We’re writing, as leaders of the largest police organizations in Minnesota and former officers ourselves, to share the truth about the courageous and professional services provided by law enforcement officers each and every day in our communities, all throughout the state.
Unfortunately, when we open the newspaper, turn on the TV, or check social media, we see a small but vocal group of people demonizing law enforcement officials. There are pictures of graffiti-laden buildings in the aftermath of the Minneapolis and St. Paul riots emblazoned with the phrase “ACAB,” which means “All Cops Are Bastards.”
The constant drumbeat in the last months has been, by some, to cast an entire profession in a false and negative light.
The truth is: Police officers sign up for a dangerous profession and do it to serve their communities. As former officers ourselves, we’ve seen first hand how officers serve as peacemakers to help bring safety and security for all. Every police officer has their own reason for getting into law enforcement, but the common reason across every story is we want to help keep our communities safe. The job involves putting personal safety at risk every day, and police do it to protect and serve.
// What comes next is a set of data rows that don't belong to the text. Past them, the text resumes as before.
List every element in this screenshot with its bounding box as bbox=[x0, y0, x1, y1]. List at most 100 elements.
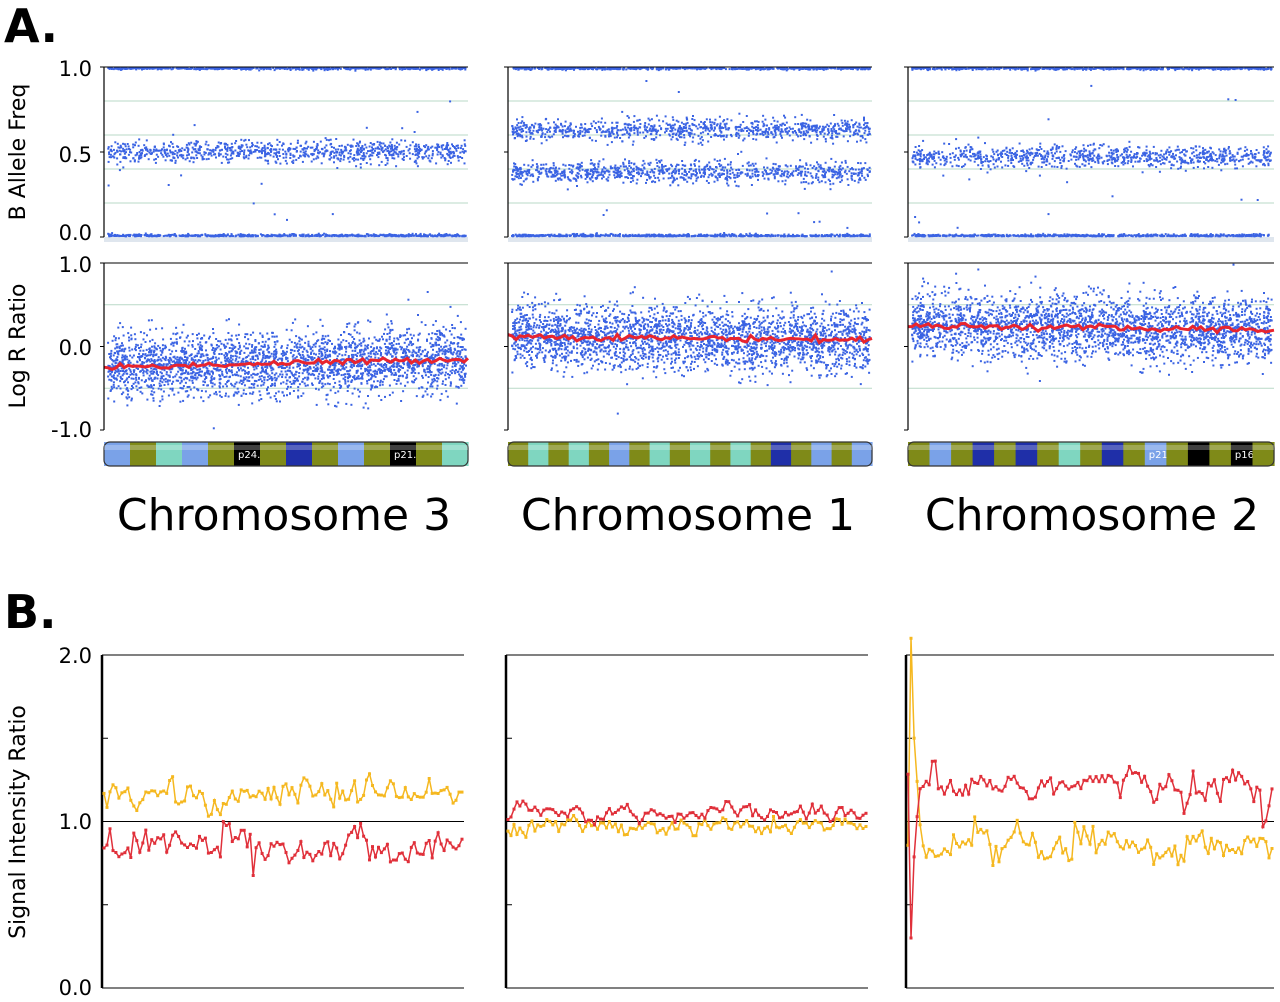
baf-point bbox=[304, 152, 307, 155]
baf-point bbox=[607, 234, 610, 237]
baf-point bbox=[372, 148, 375, 151]
baf-point bbox=[568, 124, 571, 127]
baf-point bbox=[607, 176, 610, 179]
baf-point bbox=[519, 183, 522, 186]
baf-point bbox=[670, 138, 673, 141]
baf-point bbox=[113, 153, 116, 156]
baf-point bbox=[846, 178, 849, 181]
baf-point bbox=[463, 143, 466, 146]
baf-point bbox=[659, 134, 662, 137]
baf-point bbox=[725, 122, 728, 125]
baf-point bbox=[149, 152, 152, 155]
baf-point bbox=[163, 151, 166, 153]
baf-point bbox=[687, 131, 690, 134]
baf-point bbox=[800, 113, 803, 116]
baf-point bbox=[781, 130, 784, 133]
baf-point bbox=[521, 116, 524, 119]
baf-point bbox=[208, 152, 211, 155]
baf-point bbox=[838, 168, 841, 171]
baf-point bbox=[187, 142, 190, 145]
baf-point bbox=[824, 125, 827, 128]
baf-point bbox=[754, 173, 757, 176]
baf-point bbox=[864, 138, 867, 141]
baf-point bbox=[265, 235, 268, 238]
baf-point bbox=[154, 161, 157, 164]
baf-point bbox=[145, 146, 148, 149]
baf-point bbox=[556, 125, 559, 128]
baf-point bbox=[720, 173, 723, 176]
baf-point bbox=[175, 67, 178, 70]
baf-point bbox=[210, 154, 213, 157]
baf-point bbox=[752, 127, 755, 129]
baf-point bbox=[827, 166, 830, 169]
baf-point bbox=[777, 234, 780, 237]
baf-point bbox=[764, 118, 767, 121]
baf-point bbox=[717, 135, 720, 137]
baf-point bbox=[745, 234, 748, 237]
baf-point bbox=[368, 67, 370, 70]
baf-point bbox=[436, 233, 439, 236]
baf-point bbox=[822, 235, 825, 238]
baf-point bbox=[636, 130, 639, 132]
baf-point bbox=[824, 140, 827, 143]
baf-point bbox=[868, 235, 871, 238]
baf-point bbox=[649, 171, 652, 174]
baf-point bbox=[357, 151, 360, 154]
baf-point bbox=[616, 166, 619, 169]
baf-point bbox=[461, 157, 464, 159]
baf-point bbox=[516, 176, 519, 178]
baf-point bbox=[798, 129, 801, 132]
baf-point bbox=[550, 171, 553, 174]
baf-point bbox=[646, 172, 649, 174]
baf-point bbox=[825, 171, 827, 174]
baf-point bbox=[774, 163, 777, 166]
baf-point bbox=[351, 157, 354, 160]
baf-point bbox=[712, 168, 715, 171]
baf-point bbox=[672, 176, 675, 179]
baf-point bbox=[746, 130, 748, 132]
baf-point bbox=[784, 183, 787, 186]
baf-point bbox=[209, 149, 212, 152]
baf-point bbox=[804, 126, 807, 129]
baf-point bbox=[786, 235, 789, 238]
lrr-tick-m1: -1.0 bbox=[51, 418, 92, 442]
baf-point bbox=[788, 174, 791, 177]
baf-point bbox=[184, 158, 187, 161]
baf-point bbox=[553, 234, 556, 237]
baf-point bbox=[447, 160, 450, 162]
baf-point bbox=[423, 152, 426, 155]
baf-point bbox=[608, 135, 610, 138]
baf-point bbox=[521, 136, 524, 139]
baf-point bbox=[112, 148, 115, 151]
baf-point bbox=[463, 234, 466, 237]
baf-point bbox=[389, 145, 392, 148]
baf-point bbox=[264, 235, 267, 238]
baf-point bbox=[334, 67, 337, 70]
baf-point bbox=[252, 234, 255, 237]
baf-point bbox=[401, 234, 404, 237]
baf-point bbox=[732, 234, 735, 237]
baf-point bbox=[843, 234, 846, 237]
baf-point bbox=[788, 134, 791, 137]
baf-point bbox=[613, 166, 616, 169]
baf-point bbox=[281, 234, 284, 237]
baf-point bbox=[822, 135, 825, 138]
baf-point bbox=[751, 175, 754, 178]
baf-point bbox=[684, 124, 687, 127]
baf-point bbox=[749, 176, 751, 179]
baf-point bbox=[162, 143, 165, 146]
baf-point bbox=[649, 133, 652, 136]
baf-point bbox=[137, 234, 140, 237]
baf-point bbox=[665, 130, 668, 132]
baf-point bbox=[821, 174, 824, 177]
baf-point bbox=[395, 165, 398, 168]
baf-point bbox=[385, 68, 388, 71]
baf-point bbox=[632, 170, 635, 173]
baf-point bbox=[239, 148, 242, 151]
baf-point bbox=[788, 235, 790, 237]
baf-point bbox=[636, 166, 639, 169]
baf-point bbox=[819, 131, 822, 133]
baf-point bbox=[637, 127, 639, 130]
baf-point bbox=[604, 121, 607, 124]
baf-point bbox=[305, 140, 308, 143]
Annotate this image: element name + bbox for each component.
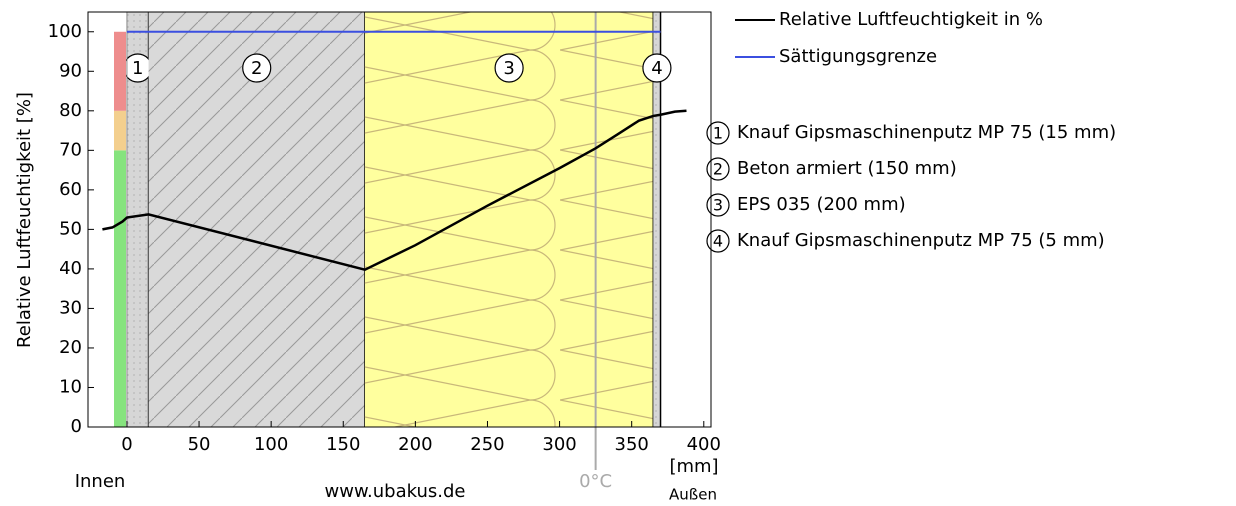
layer-number: 3	[503, 58, 514, 79]
y-tick-label: 100	[48, 21, 82, 42]
legend-label: Sättigungsgrenze	[779, 46, 937, 67]
legend-layer-name: Knauf Gipsmaschinenputz MP 75 (15 mm)	[737, 122, 1116, 143]
legend-layer-number: 2	[713, 160, 723, 179]
x-tick-label: 400	[687, 434, 721, 455]
y-tick-label: 40	[59, 258, 82, 279]
x-tick-label: 0	[121, 434, 132, 455]
layer-number-circle	[242, 53, 272, 83]
y-tick-label: 30	[59, 297, 82, 318]
legend-layer-number: 1	[713, 124, 723, 143]
legend-layer-number: 3	[713, 196, 723, 215]
y-tick-label: 10	[59, 376, 82, 397]
zero-celsius-label: 0°C	[579, 471, 612, 492]
y-tick-label: 20	[59, 337, 82, 358]
layer-number: 1	[132, 58, 143, 79]
x-tick-label: 200	[398, 434, 432, 455]
legend-layer-name: Knauf Gipsmaschinenputz MP 75 (5 mm)	[737, 230, 1105, 251]
legend-layer-circle	[706, 157, 730, 181]
legend-layer-circle	[706, 193, 730, 217]
x-tick-label: 350	[615, 434, 649, 455]
y-axis-label: Relative Luftfeuchtigkeit [%]	[14, 92, 35, 348]
inside-label: Innen	[75, 471, 126, 492]
layer-pattern	[653, 12, 661, 427]
x-tick-label: 100	[254, 434, 288, 455]
layer-number-circle	[494, 53, 524, 83]
comfort-zone	[114, 31, 126, 111]
legend-label: Relative Luftfeuchtigkeit in %	[779, 9, 1043, 30]
layer-number: 4	[651, 58, 662, 79]
layer-number-circle	[642, 53, 672, 83]
watermark: www.ubakus.de	[325, 481, 466, 502]
x-tick-label: 300	[542, 434, 576, 455]
legend-layer-name: Beton armiert (150 mm)	[737, 158, 957, 179]
y-tick-label: 80	[59, 100, 82, 121]
y-tick-label: 60	[59, 179, 82, 200]
legend-layer-circle	[706, 229, 730, 253]
y-tick-label: 90	[59, 60, 82, 81]
legend-layer-name: EPS 035 (200 mm)	[737, 194, 906, 215]
comfort-zone	[114, 110, 126, 151]
layer-pattern	[126, 12, 149, 427]
x-tick-label: 250	[470, 434, 504, 455]
series-line	[102, 109, 687, 272]
y-tick-label: 70	[59, 139, 82, 160]
y-tick-label: 50	[59, 218, 82, 239]
plot-frame	[87, 11, 712, 428]
legend-layer-number: 4	[713, 232, 723, 251]
unit-label: [mm]	[669, 456, 718, 477]
y-tick-label: 0	[71, 416, 82, 437]
comfort-zone	[114, 150, 126, 428]
legend-layer-circle	[706, 121, 730, 145]
outside-label: Außen	[669, 486, 717, 503]
layer-number: 2	[251, 58, 262, 79]
x-tick-label: 150	[326, 434, 360, 455]
x-tick-label: 50	[188, 434, 211, 455]
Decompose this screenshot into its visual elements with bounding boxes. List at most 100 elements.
The truth is: Police officers answer everything, from calls about noisy fireworks, to speeders in front of a school, to the more traumatizing cases of drug overdoses and domestic violence. When officers answer those calls, they are doing it because of the kids walking home from school who need to be safe from a speeding car. They do it because if we are able to deliver life-saving Narcan to an opioid overdose victim, that is one less family burying a loved one. And they do it because a domestic assault victim needs someone to stand with them against an abuser.
None of these calls are easy to see, but cops do it every day. Seeing society at its worst is incredibly hard, and they do it because the victims of crime deserve compassion and support.
So the next time someone tries to send the message, “All Cops Are Bastards,” remember it’s the police officer who is called and is the first to respond when a violent crime is being committed. It’s the police officer who helps make sure the street in front of your child’s school is safe from dangerous drivers. It’s the police officer who shows up to do a welfare check on a family member who hasn’t been heard from in too many days.
The truth is: Police officers are your friends and neighbors, and they do the work because they choose to help our communities and keep us all safe.
Sean Gormley, is executive director of Law Enforcement Labor Services. Brian Peters is executive director of Minnesota Police and Peace Officers Association.
LELS is Minnesota’s largest law enforcement labor union, representing more than 6,000 officers in the state. MPPOA is the largest association representing public safety professionals in the state. It’s 10,000 members hold active law enforcement licenses, such as police officers, correction officers, dispatchers and firefighters.